Trump avalia reduzir tarifas sobre produtos de aço e alumínio para tentar baixar preços ao consumidor e amenizar impacto eleitoral, diz Financial Times
Plano prevê reverter ou isentar parte das taxas impostas em 2025 sobre produtos de aço e alumínio, para aliviar aumento de preços em latas, formas para tortas e outros itens essenciais
O governo do presidente Donald Trump estuda reduzir algumas tarifas sobre produtos de aço e alumínio que têm elevado o custo de itens cotidianos, segundo reportagens recentes.
A intenção é aliviar o impacto no bolso dos consumidores e responder a preocupações sobre o aumento do custo de vida em ano eleitoral, segundo fontes ouvidas pela imprensa.
Essas informações constam em reportagem do Financial Times, com resumo e contextualização publicados no g1, conforme informação divulgada pelo g1.
O que está em revisão e por que
Segundo o Financial Times, autoridades do Departamento de Comércio e do escritório do representante comercial dos EUA começaram a revisar a lista de produtos afetados pelas medidas.
O plano inclui isentar alguns itens, interromper a expansão das listas e, em vez disso, lançar investigações de segurança nacional mais direcionadas a produtos específicos, para reduzir efeitos colaterais sobre consumidores.
As tarifas sobre produtos de aço e alumínio foram impostas em 2025 e chegaram a, ou foram aumentadas para, 50% em muitos casos, cobrindo centenas de itens.
Consequências para preços e política interna
As tarifas têm sido apontadas como uma das causas da alta em embalagens e utensílios, como latas de alimentos e formas para tortas, o que pressiona preços no varejo.
Uma pesquisa recente da Reuters em parceria com o Ipsos mostrou que 30% dos norte-americanos aprovaram a maneira como Trump lidou com o aumento do custo de vida, enquanto 59% desaprovaram, incluindo nove em cada dez democratas e um em cada cinco republicanos.
Com eleitores preocupados com a inflação, a Casa Branca busca demonstrar ação para reduzir encargos que afetam o consumo, enquanto tenta manter ferramentas de pressão comercial em negociações internacionais.

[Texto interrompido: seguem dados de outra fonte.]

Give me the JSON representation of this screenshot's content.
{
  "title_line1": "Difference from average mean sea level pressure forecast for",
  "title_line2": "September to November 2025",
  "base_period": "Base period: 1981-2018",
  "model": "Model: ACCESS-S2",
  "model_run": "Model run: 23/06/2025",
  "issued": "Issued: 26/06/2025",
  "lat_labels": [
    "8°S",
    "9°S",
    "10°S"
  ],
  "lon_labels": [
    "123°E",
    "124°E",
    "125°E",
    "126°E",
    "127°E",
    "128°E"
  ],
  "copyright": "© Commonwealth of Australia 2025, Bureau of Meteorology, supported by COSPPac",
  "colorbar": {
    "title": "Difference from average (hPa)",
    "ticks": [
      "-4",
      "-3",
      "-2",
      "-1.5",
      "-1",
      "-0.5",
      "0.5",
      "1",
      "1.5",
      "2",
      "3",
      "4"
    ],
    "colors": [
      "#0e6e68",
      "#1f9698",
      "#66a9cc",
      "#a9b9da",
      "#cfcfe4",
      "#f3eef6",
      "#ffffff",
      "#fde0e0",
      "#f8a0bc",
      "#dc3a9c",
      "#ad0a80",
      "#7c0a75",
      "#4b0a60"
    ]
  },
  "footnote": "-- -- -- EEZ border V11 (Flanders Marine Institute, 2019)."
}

Impacto sobre a indústria e o comércio exterior
No ano passado, o Departamento de Comércio dos EUA aumentou as tarifas sobre o aço e o alumínio em mais de 400 produtos, incluindo turbinas eólicas, guindastes móveis, eletrodomésticos, escavadeiras, vagões ferroviários, motocicletas, motores marítimos e móveis.
Para o Brasil, o aumento das tarifas entrou em vigor em junho, quando as cobranças passaram de 25% para 50%, o que reduziu exportações e mudou a dinâmica competitiva de manufaturados.
Na Câmara dos Deputados, o vice-presidente e ministro do Desenvolvimento, Indústria, Comércio e Serviços, Geraldo Alckmin, explicou medidas para o comércio exterior e comentou efeitos práticos no Brasil, dizendo, “Fizemos a conta e dá US$ 2,6 bilhões de inserção de aço e alumínio nas exportações brasileiras, de US$ 40 bilhões de dólares, ou seja, 6,4% das exportações saem dos 50% e vão para a sessão do 232, o que torna igual nossa competitividade com o resto do mundo. Isso vai dar uma melhor na competitividade industrial”.
O que vem pela frente
Se confirmada a estratégia de isenções e revisões, empresas e consumidores podem ver alívio em setores específicos, mas especialistas alertam que mudanças parciais podem não resolver totalmente o aumento de preços.
A Casa Branca e o Departamento de Comércio não se pronunciaram oficialmente no momento da reportagem, e a proposta segue sujeita a revisões e consultas técnicas antes de qualquer decisão final.